Thirty bat specialists from 19 African countries launched the unprecedented network February 15, during an intense weeklong African Bat Conservation Summit at the Kenya Wildlife Service Training Institute in Naivasha, Kenya.
Participants in the first African Bat Conservation Summit. Photo © Bat Conservation International
BCA is uniquely African, but it incorporates modified elements of existing bat-conservation networks. A dozen conservationists from the United States, Europe, Latin America and Australia shared their experiences in building similar networks in Latin America, Southeast Asia, South Asia and elsewhere.
Ultimately, the network hopes to improve communication and collaboration among the dedicated but widely scattered conservationists of Africa, to identify key bat-conservation priorities and build conservation capacity throughout the continent. The immediate needs are to develop a Bat Conservation Africa website (a virtual headquarters) and an accessible list of members and their skillsets to enhance the sharing of ideas and data that marked the summit.
“There is a long list of things we need to do, but we have a very good plan and a lot of good people on our team,” said Robert Kityo of Uganda’s Makerere University. “Working together, we shall make this happen.” Kityo was elected to chair the steering committee of Bat Conservation Africa.
“I never imagined that Africa had such talented and passionate bat researchers,” Vikash Tatayah of the Mauritian Wildlife Foundation in Mauritius said of the Summit. “This made me realize that African bats have their champions.”
Texas-based Bat Conservation International initiated the weeklong summit and worked with key partners to organize it. BCI provided core financing, including travel expenses for many of the delegates.
“This is an historic milestone, which marks a new era for bat conservation on the African continent,” said Dave Waldien, BCI Director of International Programs. “It is an honor to work with people so dedicated to bat conservation.”
Other members of the steering committee are Vice Chair Iroro Tanshi of the University of Benin in Nigeria; Eric Bakwo fils of the University of Maroua in Cameroon; Julie Razafimanahaka, director of Madagasikara Voakajy in Madagascar; and Ernest Seamark, Director of AfricanBats in South Africa.
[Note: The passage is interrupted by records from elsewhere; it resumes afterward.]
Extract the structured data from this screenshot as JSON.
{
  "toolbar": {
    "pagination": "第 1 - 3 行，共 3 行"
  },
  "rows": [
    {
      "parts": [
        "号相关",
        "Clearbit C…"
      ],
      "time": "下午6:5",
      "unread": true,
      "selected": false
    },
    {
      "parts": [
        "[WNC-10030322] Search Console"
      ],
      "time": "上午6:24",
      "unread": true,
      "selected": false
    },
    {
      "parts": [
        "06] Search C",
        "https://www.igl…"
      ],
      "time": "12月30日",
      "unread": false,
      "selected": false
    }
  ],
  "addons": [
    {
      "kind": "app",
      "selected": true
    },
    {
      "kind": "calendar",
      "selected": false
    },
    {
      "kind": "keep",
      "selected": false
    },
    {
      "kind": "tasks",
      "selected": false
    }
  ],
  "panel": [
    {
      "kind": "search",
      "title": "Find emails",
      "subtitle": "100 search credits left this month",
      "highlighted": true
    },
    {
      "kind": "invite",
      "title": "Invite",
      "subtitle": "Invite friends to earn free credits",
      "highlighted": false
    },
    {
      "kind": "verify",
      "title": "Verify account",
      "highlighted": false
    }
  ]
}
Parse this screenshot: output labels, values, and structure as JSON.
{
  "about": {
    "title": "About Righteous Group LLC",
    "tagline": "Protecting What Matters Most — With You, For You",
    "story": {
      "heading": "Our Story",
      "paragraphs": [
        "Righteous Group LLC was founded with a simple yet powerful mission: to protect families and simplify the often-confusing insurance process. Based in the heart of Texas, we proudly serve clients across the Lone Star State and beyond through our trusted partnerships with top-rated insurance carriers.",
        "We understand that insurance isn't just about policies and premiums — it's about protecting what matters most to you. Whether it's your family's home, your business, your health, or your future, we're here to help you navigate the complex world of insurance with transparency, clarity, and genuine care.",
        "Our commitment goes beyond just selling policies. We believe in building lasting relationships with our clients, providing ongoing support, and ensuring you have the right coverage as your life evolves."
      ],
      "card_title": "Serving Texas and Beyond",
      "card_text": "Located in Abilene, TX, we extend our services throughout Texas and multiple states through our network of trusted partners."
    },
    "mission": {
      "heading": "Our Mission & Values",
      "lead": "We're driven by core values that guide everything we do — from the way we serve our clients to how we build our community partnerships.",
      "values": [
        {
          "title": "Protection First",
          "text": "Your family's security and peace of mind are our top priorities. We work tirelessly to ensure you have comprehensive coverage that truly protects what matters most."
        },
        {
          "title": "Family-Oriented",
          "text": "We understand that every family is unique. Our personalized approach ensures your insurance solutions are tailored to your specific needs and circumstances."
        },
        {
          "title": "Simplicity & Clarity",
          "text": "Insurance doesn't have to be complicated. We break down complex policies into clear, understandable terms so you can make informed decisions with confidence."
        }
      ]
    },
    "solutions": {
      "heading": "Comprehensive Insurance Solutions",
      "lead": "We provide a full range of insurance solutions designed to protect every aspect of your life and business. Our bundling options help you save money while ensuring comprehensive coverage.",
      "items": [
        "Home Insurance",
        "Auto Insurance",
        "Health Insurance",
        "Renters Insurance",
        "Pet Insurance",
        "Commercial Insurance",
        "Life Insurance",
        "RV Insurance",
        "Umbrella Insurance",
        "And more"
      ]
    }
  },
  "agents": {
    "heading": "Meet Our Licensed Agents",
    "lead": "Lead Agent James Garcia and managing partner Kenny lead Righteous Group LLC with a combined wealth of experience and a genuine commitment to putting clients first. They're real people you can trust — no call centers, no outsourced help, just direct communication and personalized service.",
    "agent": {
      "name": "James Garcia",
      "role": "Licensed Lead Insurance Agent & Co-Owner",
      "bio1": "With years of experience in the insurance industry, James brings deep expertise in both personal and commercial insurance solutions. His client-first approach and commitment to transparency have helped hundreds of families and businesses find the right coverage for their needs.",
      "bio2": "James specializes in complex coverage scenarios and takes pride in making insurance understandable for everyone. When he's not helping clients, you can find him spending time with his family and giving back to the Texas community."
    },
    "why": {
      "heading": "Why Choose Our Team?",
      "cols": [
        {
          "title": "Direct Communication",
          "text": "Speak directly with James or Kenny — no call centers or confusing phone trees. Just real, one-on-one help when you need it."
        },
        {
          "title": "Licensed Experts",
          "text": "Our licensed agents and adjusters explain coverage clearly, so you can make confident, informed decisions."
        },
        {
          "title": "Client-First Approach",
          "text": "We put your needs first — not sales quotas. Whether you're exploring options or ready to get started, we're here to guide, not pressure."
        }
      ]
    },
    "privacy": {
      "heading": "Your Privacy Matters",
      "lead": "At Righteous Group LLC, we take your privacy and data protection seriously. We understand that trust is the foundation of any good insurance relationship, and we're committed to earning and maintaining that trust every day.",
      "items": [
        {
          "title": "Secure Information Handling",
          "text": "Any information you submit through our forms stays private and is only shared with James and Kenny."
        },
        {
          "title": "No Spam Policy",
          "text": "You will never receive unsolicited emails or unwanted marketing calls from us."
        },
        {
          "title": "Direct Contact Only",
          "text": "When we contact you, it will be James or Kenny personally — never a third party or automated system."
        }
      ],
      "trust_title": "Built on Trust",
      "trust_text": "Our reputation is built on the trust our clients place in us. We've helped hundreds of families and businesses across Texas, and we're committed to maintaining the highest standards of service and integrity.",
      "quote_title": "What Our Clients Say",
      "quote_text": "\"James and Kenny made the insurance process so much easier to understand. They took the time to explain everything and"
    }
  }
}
African bats, although long ignored in the shadow of the continent’s “charismatic megafauna,” the lions, rhinos and elephants that fascinate the public, are critical for the ecological and economic health of Africa. Many species help protect agricultural crops by consuming huge quantities of insect pests, while fruit- and nectar-eating bats pollinate important plants and scatter seeds that help restore damaged forests.
Yet the bat populations are declining in much of Africa due to loss of habitat, disturbance of cave roosts, overuse of pesticides and bushmeat hunting. And they are widely feared because of myths linking bats to witchcraft and evil spirits.
“I am very optimistic,” Tanshi said. “Now we are going to have a much brighter future for bat conservation in Africa.”
And of course, Kityo added, “We must build a strong capacity for fundraising. That’s what makes our dreams possible.”